The IMF in its 2021 Article IV Consultations report concluded that Sri Lanka's public debt was unsustainable. "The country has started experiencing a combined debt and BoP crisis...", the report asid. "Staff assesses that Sri Lanka's public debt is unsustainable." The report warned that continued central bank financing will worsen inflation and could lead to an external trade collapse and even higher inflation. "[T]he country could experience significant contractions in imports and private credit growth, or monetary instability in case of further central bank financing of fiscal deficits. And continued reliance on central bank financing would eventually lead to a de-anchoring of inflation expectations." An attempt to float the currency in March 2022 did not succeed and forex shortages continued to persist with the rupee falling from 202 to below to 300 the dollar. Forex shortages had triggered power, fuel and medicine shortages leading to widespread protests. On April 3 the Cabinet of ministers resigned. Sri Lanka's newly appointed Central Bank Governor Nandalal Weerasinghe sharply raised policy rates on April 8 allowing interest rates to go up and reduce money printing. By end March foreign reserves were down to US$1.9bn and there were concerns over their actual usability since about US$1.5bn which had come from a Renminbi swap from China. On April 12, the Finance Ministry announced a halt to payments of most foreign debt, ahead of restructuring. After the technical agreement on a IMF programme (staff-level agreement), the Paris Club invited major creditors to form an official creditor committee on September 2, 2022. On January 25, 2023, the Creditor committee formed by Paris Club, India and Hungary provided its financing assurances to the IMF to allow for the programme to be formally approved by the IMF Board.

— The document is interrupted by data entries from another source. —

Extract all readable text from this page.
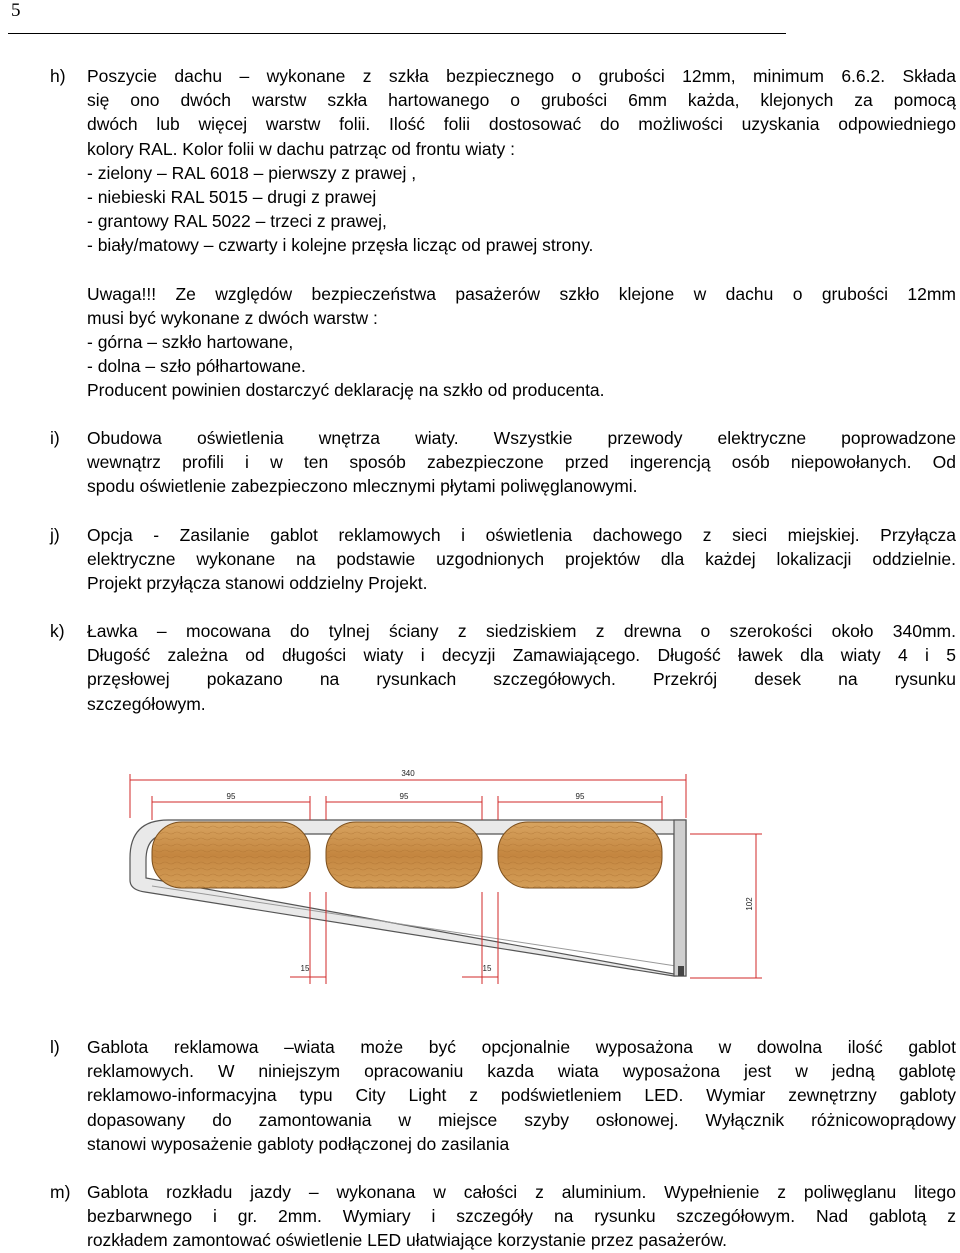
5
h) Poszycie dachu – wykonane z szkła bezpiecznego o grubości 12mm, minimum 6.6.2. Składa
się ono dwóch warstw szkła hartowanego o grubości 6mm każda, klejonych za pomocą
dwóch lub więcej warstw folii. Ilość folii dostosować do możliwości uzyskania odpowiedniego
kolory RAL. Kolor folii w dachu patrząc od frontu wiaty :
- zielony – RAL 6018 – pierwszy z prawej ,
- niebieski RAL 5015 – drugi z prawej
- grantowy RAL 5022 – trzeci z prawej,
- biały/matowy – czwarty i kolejne przęsła licząc od prawej strony.
Uwaga!!! Ze względów bezpieczeństwa pasażerów szkło klejone w dachu o grubości 12mm
musi być wykonane z dwóch warstw :
- górna – szkło hartowane,
- dolna – szło półhartowane.
Producent powinien dostarczyć deklarację na szkło od producenta.
i) Obudowa oświetlenia wnętrza wiaty. Wszystkie przewody elektryczne poprowadzone
wewnątrz profili i w ten sposób zabezpieczone przed ingerencją osób niepowołanych. Od
spodu oświetlenie zabezpieczono mlecznymi płytami poliwęglanowymi.
j) Opcja - Zasilanie gablot reklamowych i oświetlenia dachowego z sieci miejskiej. Przyłącza
elektryczne wykonane na podstawie uzgodnionych projektów dla każdej lokalizacji oddzielnie.
Projekt przyłącza stanowi oddzielny Projekt.
k) Ławka – mocowana do tylnej ściany z siedziskiem z drewna o szerokości około 340mm.
Długość zależna od długości wiaty i decyzji Zamawiającego. Długość ławek dla wiaty 4 i 5
przęsłowej pokazano na rysunkach szczegółowych. Przekrój desek na rysunku
szczegółowym.
340
95	95	95
102
15	15
l) Gablota reklamowa –wiata może być opcjonalnie wyposażona w dowolna ilość gablot
reklamowych. W niniejszym opracowaniu kazda wiata wyposażona jest w jedną gablotę
reklamowo-informacyjna typu City Light z podświetleniem LED. Wymiar zewnętrzny gabloty
dopasowany do zamontowania w miejsce szyby osłonowej. Wyłącznik różnicowoprądowy
stanowi wyposażenie gabloty podłączonej do zasilania
m) Gablota rozkładu jazdy – wykonana w całości z aluminium. Wypełnienie z poliwęglanu litego
bezbarwnego i gr. 2mm. Wymiary i szczegóły na rysunku szczegółowym. Nad gablotą z
rozkładem zamontować oświetlenie LED ułatwiające korzystanie przez pasażerów.
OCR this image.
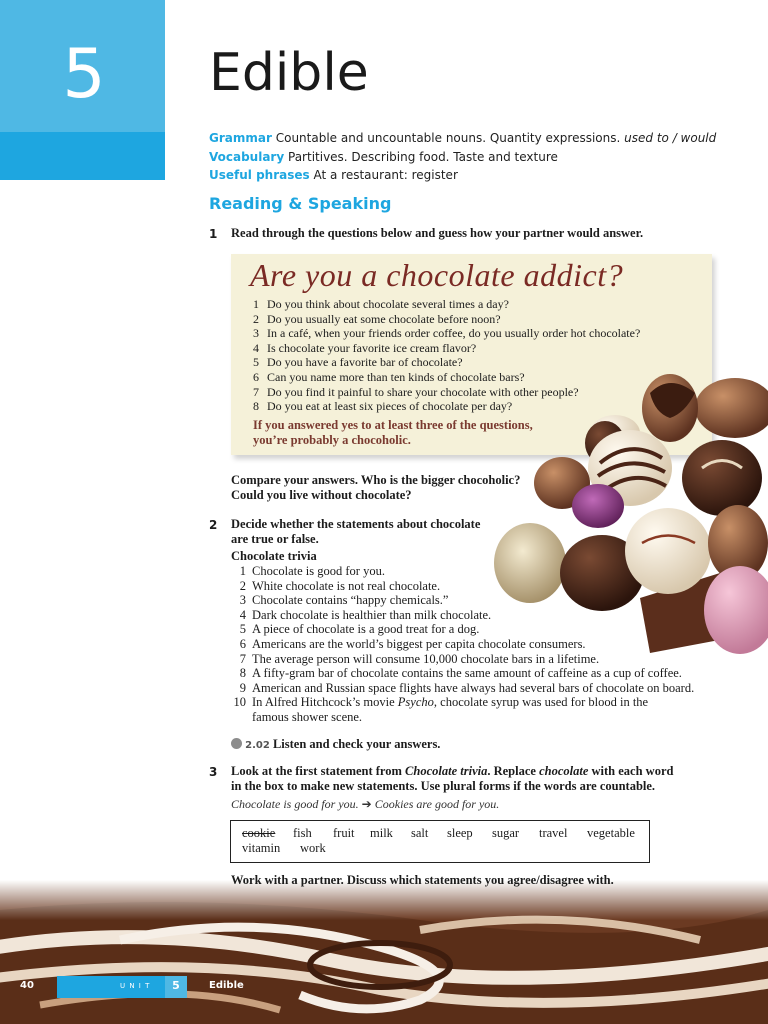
5	Edible
Grammar Countable and uncountable nouns. Quantity expressions. used to / would
Vocabulary Partitives. Describing food. Taste and texture
Useful phrases At a restaurant: register
Reading & Speaking
1 Read through the questions below and guess how your partner would answer.
Are you a chocolate addict?
1 Do you think about chocolate several times a day?
2 Do you usually eat some chocolate before noon?
3 In a café, when your friends order coffee, do you usually order hot chocolate?
4 Is chocolate your favorite ice cream flavor?
5 Do you have a favorite bar of chocolate?
6 Can you name more than ten kinds of chocolate bars?
7 Do you find it painful to share your chocolate with other people?
8 Do you eat at least six pieces of chocolate per day?
If you answered yes to at least three of the questions,
you’re probably a chocoholic.
Compare your answers. Who is the bigger chocoholic?
Could you live without chocolate?
2 Decide whether the statements about chocolate
are true or false.
Chocolate trivia
1 Chocolate is good for you.
2 White chocolate is not real chocolate.
3 Chocolate contains “happy chemicals.”
4 Dark chocolate is healthier than milk chocolate.
5 A piece of chocolate is a good treat for a dog.
6 Americans are the world’s biggest per capita chocolate consumers.
7 The average person will consume 10,000 chocolate bars in a lifetime.
8 A fifty-gram bar of chocolate contains the same amount of caffeine as a cup of coffee.
9 American and Russian space flights have always had several bars of chocolate on board.
10 In Alfred Hitchcock’s movie Psycho, chocolate syrup was used for blood in the
famous shower scene.
2.02 Listen and check your answers.
3 Look at the first statement from Chocolate trivia. Replace chocolate with each word
in the box to make new statements. Use plural forms if the words are countable.
Chocolate is good for you. ➔ Cookies are good for you.
cookie fish fruit milk salt sleep sugar travel vegetable
vitamin work
Work with a partner. Discuss which statements you agree/disagree with.
40	U N I T	5	Edible
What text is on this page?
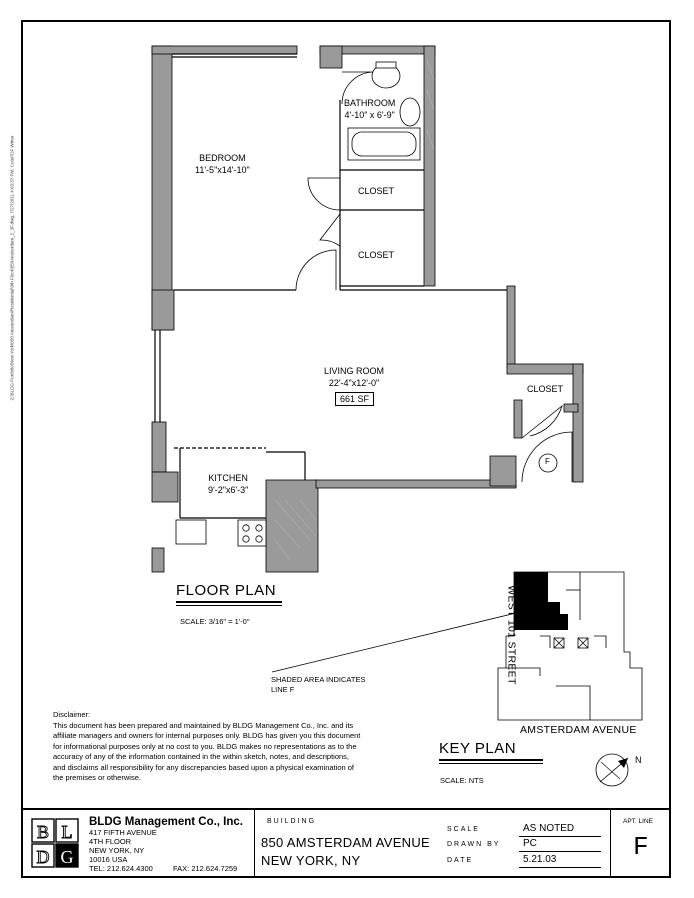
Z:\BLDG Portfolio\New York\850 Amsterdam\Residential\9th Floor\850Amsterdam_2_3F.dwg, 7/27/2011 4:03:37 PM, CutePDF Writer
BATHROOM
4'-10" x 6'-9"
BEDROOM
11'-5"x14'-10"
CLOSET
CLOSET
CLOSET
LIVING ROOM
22'-4"x12'-0"
661 SF
KITCHEN
9'-2"x6'-3"
F
FLOOR PLAN
SCALE: 3/16" = 1'-0"	WEST 101 STREET
AMSTERDAM AVENUE
SHADED AREA INDICATES
LINE F
KEY PLAN
SCALE: NTS
N
Disclaimer:
This document has been prepared and maintained by BLDG Management Co., Inc. and its affiliate managers and owners for internal purposes only. BLDG has given you this document for informational purposes only at no cost to you. BLDG makes no representations as to the accuracy of any of the information contained in the within sketch, notes, and descriptions, and disclaims all responsibility for any discrepancies based upon a physical examination of the premises or otherwise.
B L
D G
BLDG Management Co., Inc.
417 FIFTH AVENUE
4TH FLOOR
NEW YORK, NY
10016 USA
TEL: 212.624.4300	FAX: 212.624.7259
BUILDING
850 AMSTERDAM AVENUE
NEW YORK, NY
SCALE	AS NOTED
DRAWN BY PC
DATE	5.21.03
APT. LINE
F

On February 3, 2023, China provided Sri Lanka with an offer of extending its debt and requested other major debt leaders to do the same.

==Chronology==

- 2 March 2022 – The IMF releases a statement following a review of the 2021 Article IV reports saying publicly for the first time that the lender had found Sri Lanka's debt to be unsustainable.
- 25 March 2022 – The complete IMF staff report which had been blocked by Sri Lanka authorities is released after permission is given.
- 3 April 2022 - Sri Lanka's cabinet ministers resign as protests intensify
- 4 April 2022 - Central Bank Governor Nivard Cabraal resigns
- 5 April 2022 - Treasury Secretary Sajith Attygalle resigns
- 7 April 2022 - The President's office announces that three experts, ex-central bank governor Indrajit Coomaraswamy, Shanta Devarajan, a professor at Georgetown University and a former World Bank official and Sharmini Coorey, a former director of the IMF's Institute of Capacity Development have been appointed to advice on 'Multilateral Engagement and Debt Sustainability'.
- 8 April 2022 - Newly appointed Central Bank Governor Nandalal Weerasinghe hikes policy rates by a record 700 basis points to 14.5 percent from 7.50 percent.
- 12 April 2022 - Treasury Secretary Mahinda Siriwardene and Central Bank Governor Nandalal Weerasinghe in a joint press conference announce the suspension of debt payments. Dollar denominated Sri Lanka Development Bonds to be excluded.
- 13 April 2022 - Standard and Poors' downgrades Sri Lanka to CC and says on track to be downgraded to SD (selective default) after the first payment is missed.
- 14 April 2022 - Fitch Ratings downgrades Sri Lanka to C and says on track to be downgraded to RD (restricted default) after the first payment is missed.
- 18 April 2022 - Moody's downgrades Sri Lanka to 'Ca' saying the suspension would lead to a series of defaults

== Restructuring process ==

The re-structuring would apply to bilateral and multilateral debt and sovereign bond holders. Domestically sold dollar denominated bonds would be exempt. Until a restructuring proposal can be presented arrears would be capitalized and a new debt instrument issued at the same interest rate. Creditors could opt to receive suspended payments in Sri Lanka rupees.

As for the official bilateral creditors, a committee formed by the Paris Club, India and Hungary was formed. Other bilaterals negotiate bilaterally with Sri Lanka.